Nesse sentido, a Súmula nº 422, I, do TST, in verbis:
RECURSO. FUNDAMENTO AUSENTE OU DEFICIENTE. NÃO CONHECIMENTO (redação alterada, com inserção dos itens I, II e III) - Res. 199/2015, DEJT divulgado em 24, 25 e 26.06.2015. Com errata publicado no DEJT divulgado em 01.07.2015 I - Não se conhece de recurso para o Tribunal Superior do Trabalho se as razões do recorrente não impugnam os fundamentos da decisão recorrida, nos termos em que proferida.
Nesse contexto, conclui-se pelo não conhecimento do agravo devido à deficiência de fundamentação, nos termos da Súmula nº 422, I, do TST.
Nesse cenário, a parte agravante não apresenta argumentos suficientes a desconstituir os fundamentos da decisão agravada, que deve ser mantida.
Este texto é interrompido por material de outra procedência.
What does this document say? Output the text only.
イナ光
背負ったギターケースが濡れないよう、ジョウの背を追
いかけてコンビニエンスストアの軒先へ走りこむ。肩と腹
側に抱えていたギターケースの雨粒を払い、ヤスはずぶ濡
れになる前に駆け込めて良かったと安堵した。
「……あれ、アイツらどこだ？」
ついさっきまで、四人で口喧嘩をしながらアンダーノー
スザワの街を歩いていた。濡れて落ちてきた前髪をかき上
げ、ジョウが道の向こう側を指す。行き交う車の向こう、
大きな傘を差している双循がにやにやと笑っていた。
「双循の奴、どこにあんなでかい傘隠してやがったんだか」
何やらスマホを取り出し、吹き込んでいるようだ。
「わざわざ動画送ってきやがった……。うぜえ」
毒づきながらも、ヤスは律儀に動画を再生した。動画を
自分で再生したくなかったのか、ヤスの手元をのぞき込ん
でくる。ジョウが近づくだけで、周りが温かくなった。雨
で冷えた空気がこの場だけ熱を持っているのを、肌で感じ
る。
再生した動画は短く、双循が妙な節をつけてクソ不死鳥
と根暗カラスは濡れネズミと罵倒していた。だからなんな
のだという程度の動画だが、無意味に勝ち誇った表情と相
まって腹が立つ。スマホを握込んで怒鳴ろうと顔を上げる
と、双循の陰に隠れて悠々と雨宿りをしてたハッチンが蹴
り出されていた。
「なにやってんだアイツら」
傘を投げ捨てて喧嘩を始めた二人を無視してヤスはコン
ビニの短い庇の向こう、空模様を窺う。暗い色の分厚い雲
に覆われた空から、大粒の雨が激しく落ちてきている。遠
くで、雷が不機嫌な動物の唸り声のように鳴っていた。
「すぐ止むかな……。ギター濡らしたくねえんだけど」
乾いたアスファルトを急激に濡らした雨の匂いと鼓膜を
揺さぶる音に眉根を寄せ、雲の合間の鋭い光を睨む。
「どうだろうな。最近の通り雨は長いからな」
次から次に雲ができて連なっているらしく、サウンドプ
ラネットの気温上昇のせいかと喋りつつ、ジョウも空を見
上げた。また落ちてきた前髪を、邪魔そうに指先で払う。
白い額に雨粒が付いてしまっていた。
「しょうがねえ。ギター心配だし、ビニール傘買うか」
Por fim, diante da manifesta improcedência do presente agravo, e considerando o intuito meramente protelatório da parte ao apresentar insurgência que não busca afastar os fundamentos da decisão atacada, aplica-se a multa prevista no artigo 1.021, §4º, do CPC, no importe de 3% sobre o valor atualizado da causa, levando-se em consideração os critérios de razoabilidade, grau de culpa, dano/tumulto processual causado, capacidade econômica e finalidade pedagógica da medida.
Ante o exposto, não conheço do agravo interno e condeno a parte agravante ao pagamento da multa do artigo 1.021, §4º, do CPC, no importe de 3% do valor da causa, atualizado monetariamente.
ISTO POSTO
ACORDAM os Ministros do Órgão Especial do Tribunal Superior do Trabalho, por unanimidade, não conhecer do agravo interno, condenando a parte agravante ao pagamento da multa do artigo 1.021, §4º, do CPC, no importe de 3% do valor da causa, atualizado monetariamente. Brasília, 2 de maio de 2025.